Religious sites such as churches, temples, mosques and synagogues might be places to worship but they’re appealing places to be a tourist too.
Whether you’re primarily interested in history, architecture, culture or religion/spirituality, there are plenty of experiences to have visiting Sydney’s worship spots.
Here are four Sydney worship sites – some super close to Song Hotel – that are great showcases of how religious culture/belief has shaped the city.
St Mary’s Cathedral
St Mary’s Cathedral is an obvious starting point to immerse yourself in the full flavour of Christianity.
The spiritual home of Sydney’s Catholic community is situated on the site of the first Catholic Chapel in Australia and it seats the Archbishop of Sydney.
The church is a 75 metre-tall monument of honeyed sandstone fashioned in the style of Gothic revival architecture.
It attracts 3000 visitors and tourists on a daily basis and its location opposite Hyde Park makes it a handy destination if you’re staying at Song Hotel.
Entry into the Cathedral is free (however donations for the church’s upkeep are much appreciated) and the church welcomes the public through guided tours that showcase must-sees such as the Crypt and its signature terrazzo floor.
The Great Synagogue
The Great Synagogue is the oldest surviving synagogue of all those presently operating in NSW.
Public tours – available weekly for a small fee – pit you with volunteers who ply their specialised knowledge to talk about different characteristics of the synagogue and general aspects of Jewish life and history.
The grandiose architecture, religious artefacts and Hebrew documents are all part of the appeal of touring this iconic site too.
The Great Synagogue has been the centre of Jewish group worship and culture in central Sydney since its origins in the 19th century.
Auburn Gallipoli Mosque
Auburn Gallipoli Mosque’s volunteer-led tours are a plum way to learn about the Islamic faith.
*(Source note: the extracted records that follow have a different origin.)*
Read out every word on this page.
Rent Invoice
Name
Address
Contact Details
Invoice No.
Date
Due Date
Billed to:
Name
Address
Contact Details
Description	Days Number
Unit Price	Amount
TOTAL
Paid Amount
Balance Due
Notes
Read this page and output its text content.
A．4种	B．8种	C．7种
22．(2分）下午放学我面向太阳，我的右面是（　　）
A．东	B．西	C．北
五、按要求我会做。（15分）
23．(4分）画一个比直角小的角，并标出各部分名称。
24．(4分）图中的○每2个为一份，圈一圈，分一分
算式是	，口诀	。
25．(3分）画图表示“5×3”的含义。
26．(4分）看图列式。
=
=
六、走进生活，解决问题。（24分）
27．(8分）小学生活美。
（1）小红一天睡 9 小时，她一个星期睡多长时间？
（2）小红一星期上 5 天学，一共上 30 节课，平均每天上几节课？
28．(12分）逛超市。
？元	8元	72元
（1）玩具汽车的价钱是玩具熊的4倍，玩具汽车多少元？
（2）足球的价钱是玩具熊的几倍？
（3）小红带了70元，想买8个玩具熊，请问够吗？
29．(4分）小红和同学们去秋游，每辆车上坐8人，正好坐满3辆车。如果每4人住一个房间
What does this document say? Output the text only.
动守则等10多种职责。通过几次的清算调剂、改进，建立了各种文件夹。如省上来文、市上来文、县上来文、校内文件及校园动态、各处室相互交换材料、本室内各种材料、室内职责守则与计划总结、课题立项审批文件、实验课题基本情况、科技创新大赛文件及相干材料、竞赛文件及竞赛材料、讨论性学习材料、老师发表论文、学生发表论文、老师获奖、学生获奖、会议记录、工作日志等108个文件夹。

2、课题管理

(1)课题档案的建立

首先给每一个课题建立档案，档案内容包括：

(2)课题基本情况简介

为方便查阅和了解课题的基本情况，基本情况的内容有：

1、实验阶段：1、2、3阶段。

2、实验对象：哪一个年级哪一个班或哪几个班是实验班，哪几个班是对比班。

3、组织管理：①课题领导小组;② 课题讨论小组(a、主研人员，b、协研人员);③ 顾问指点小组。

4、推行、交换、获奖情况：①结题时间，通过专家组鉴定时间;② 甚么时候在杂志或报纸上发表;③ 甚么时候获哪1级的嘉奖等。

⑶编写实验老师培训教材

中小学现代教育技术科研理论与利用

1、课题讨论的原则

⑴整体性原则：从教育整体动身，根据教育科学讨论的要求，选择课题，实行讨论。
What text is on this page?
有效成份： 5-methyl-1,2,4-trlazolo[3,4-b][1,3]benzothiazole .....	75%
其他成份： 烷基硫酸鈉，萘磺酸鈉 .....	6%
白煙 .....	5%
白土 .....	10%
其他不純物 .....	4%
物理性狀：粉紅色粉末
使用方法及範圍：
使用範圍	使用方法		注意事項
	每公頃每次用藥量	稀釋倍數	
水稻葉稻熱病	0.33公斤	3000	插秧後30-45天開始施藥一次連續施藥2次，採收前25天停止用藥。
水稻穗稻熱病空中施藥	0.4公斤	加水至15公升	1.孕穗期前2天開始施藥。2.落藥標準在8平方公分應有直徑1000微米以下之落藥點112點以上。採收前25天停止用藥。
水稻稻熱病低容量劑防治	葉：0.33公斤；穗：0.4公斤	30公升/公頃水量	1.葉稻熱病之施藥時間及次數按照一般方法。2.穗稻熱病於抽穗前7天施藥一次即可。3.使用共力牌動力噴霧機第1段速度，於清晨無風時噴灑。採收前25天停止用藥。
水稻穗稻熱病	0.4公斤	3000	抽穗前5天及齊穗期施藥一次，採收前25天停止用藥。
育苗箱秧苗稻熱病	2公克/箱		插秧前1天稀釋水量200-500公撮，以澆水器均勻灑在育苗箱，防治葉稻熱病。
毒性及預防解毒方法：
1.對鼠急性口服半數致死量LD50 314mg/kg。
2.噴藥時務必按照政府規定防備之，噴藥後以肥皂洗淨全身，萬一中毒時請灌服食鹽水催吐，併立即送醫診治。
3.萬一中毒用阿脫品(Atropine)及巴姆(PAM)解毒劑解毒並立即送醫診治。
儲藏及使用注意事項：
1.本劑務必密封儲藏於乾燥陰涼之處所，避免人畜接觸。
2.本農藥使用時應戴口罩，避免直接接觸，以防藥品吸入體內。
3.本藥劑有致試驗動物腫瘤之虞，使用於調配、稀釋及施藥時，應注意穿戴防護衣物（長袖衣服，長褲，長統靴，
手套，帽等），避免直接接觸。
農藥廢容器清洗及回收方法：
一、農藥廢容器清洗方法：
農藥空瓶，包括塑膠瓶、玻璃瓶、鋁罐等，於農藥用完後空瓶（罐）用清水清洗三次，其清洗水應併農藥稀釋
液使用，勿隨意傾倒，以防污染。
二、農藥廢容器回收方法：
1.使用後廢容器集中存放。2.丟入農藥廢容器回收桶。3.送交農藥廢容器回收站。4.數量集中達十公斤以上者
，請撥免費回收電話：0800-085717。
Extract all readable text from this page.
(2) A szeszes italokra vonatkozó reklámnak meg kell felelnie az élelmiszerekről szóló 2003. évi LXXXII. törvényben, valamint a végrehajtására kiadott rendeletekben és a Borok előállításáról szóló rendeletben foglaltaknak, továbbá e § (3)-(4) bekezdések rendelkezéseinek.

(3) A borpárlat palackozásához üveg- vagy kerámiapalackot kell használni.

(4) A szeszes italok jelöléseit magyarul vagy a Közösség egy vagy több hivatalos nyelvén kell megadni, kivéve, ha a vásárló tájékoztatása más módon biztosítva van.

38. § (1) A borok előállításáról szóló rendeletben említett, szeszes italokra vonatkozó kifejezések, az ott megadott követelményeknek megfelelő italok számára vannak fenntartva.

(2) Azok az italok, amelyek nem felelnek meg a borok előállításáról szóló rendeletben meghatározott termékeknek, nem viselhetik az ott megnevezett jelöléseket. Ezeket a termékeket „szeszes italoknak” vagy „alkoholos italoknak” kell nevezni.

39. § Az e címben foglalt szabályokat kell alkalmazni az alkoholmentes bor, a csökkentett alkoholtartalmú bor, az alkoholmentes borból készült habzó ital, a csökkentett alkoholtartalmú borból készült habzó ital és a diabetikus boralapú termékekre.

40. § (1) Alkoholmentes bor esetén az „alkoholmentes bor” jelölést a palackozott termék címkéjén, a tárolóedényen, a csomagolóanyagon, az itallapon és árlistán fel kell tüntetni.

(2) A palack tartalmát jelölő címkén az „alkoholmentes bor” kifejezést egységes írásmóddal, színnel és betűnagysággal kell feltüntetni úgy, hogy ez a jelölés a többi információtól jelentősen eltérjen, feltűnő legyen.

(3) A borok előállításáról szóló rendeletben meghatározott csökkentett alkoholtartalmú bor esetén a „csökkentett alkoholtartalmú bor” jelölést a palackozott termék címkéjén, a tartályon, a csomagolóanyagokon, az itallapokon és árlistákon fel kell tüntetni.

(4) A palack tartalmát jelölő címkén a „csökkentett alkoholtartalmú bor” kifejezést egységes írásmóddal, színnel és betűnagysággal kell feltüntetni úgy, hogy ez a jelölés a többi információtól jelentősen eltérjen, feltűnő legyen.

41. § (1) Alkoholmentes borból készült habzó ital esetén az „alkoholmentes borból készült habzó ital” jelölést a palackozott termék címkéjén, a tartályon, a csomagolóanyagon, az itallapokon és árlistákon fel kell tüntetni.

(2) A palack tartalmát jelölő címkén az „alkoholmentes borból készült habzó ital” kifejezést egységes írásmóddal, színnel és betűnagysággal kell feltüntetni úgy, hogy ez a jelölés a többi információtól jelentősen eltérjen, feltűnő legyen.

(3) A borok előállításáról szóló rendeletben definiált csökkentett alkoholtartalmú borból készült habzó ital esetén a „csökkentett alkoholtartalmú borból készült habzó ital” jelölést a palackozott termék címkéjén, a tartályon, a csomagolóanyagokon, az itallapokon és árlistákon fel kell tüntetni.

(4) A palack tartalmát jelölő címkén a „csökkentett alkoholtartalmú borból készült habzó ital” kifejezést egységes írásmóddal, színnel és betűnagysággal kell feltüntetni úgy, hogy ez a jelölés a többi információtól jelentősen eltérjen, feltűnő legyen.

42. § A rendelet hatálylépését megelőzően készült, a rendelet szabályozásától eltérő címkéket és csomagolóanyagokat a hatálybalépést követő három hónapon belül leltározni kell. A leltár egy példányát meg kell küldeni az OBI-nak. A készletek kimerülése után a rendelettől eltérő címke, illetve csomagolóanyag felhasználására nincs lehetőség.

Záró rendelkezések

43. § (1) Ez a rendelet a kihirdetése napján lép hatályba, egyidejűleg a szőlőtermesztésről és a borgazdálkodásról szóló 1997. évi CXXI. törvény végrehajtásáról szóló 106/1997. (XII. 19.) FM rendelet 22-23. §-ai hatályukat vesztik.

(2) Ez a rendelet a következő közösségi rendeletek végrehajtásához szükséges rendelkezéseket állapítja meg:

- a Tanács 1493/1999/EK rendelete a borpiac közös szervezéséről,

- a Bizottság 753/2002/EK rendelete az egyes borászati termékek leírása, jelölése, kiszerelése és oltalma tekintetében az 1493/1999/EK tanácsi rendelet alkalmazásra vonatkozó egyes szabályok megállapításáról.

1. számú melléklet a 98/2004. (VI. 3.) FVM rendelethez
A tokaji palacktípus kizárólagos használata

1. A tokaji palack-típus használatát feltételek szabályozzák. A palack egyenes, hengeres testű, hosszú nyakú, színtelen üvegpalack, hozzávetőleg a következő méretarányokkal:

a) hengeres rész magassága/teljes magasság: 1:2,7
You’ll get to listen to guides who have special knowledge of the history of the mosque, the community that revolves around it and Islam’s five tenets.
Construction on the mosque, a prized exemplar of traditional Ottoman architecture, started in 1986 and finished in 1999. Most of the materials are imported from Turkey or designed by Turkish artisans and the worship space largely owes to funding generated by the local Turkish community.
The mosque is reached far with a large central dome flanked by eight smaller domes and two minarets, windows glazed with coloured glass, chandeliers inside and light pools that create a tranquil atmosphere perfect for ritual and worship.
The Mosque attracts large numbers of worshippers every week and thrives as a hub of linguistic education, community and cultural activities for Sydney’s Islamic faithful.
Sze Yup Temple
This quiet Buddhist temple is dedicated to Kwan Yu, an ancient warrior whose significant role in a number of third-century Chinese battles saw him immortalised into the god Kwan Ti, a symbol of integrity and loyalty.
Sze Yup Temple has been a sacred destination for the Chinese community since it was built in a quiet quarter of Glebe in 1898 – and reconstructed in 1955 following a fire.
Odds are you’ll find it hard to miss the temple’s distinct aura as you encounter the two stone lions that guard its archway, the central temple of red brick (echoing village temples in southern Chinese provinces), the embroidered images of Kwan Ti at the altar and engraved couplets and prayers that dot the wall by an imposing drum and gong.
The temple, one of just two places of worship for NSW’s ethnic Chinese that precedes the 1960s, is a hotspot of peace and tranquility. You can take extra heart in knowing it’s recognised for giving good luck too.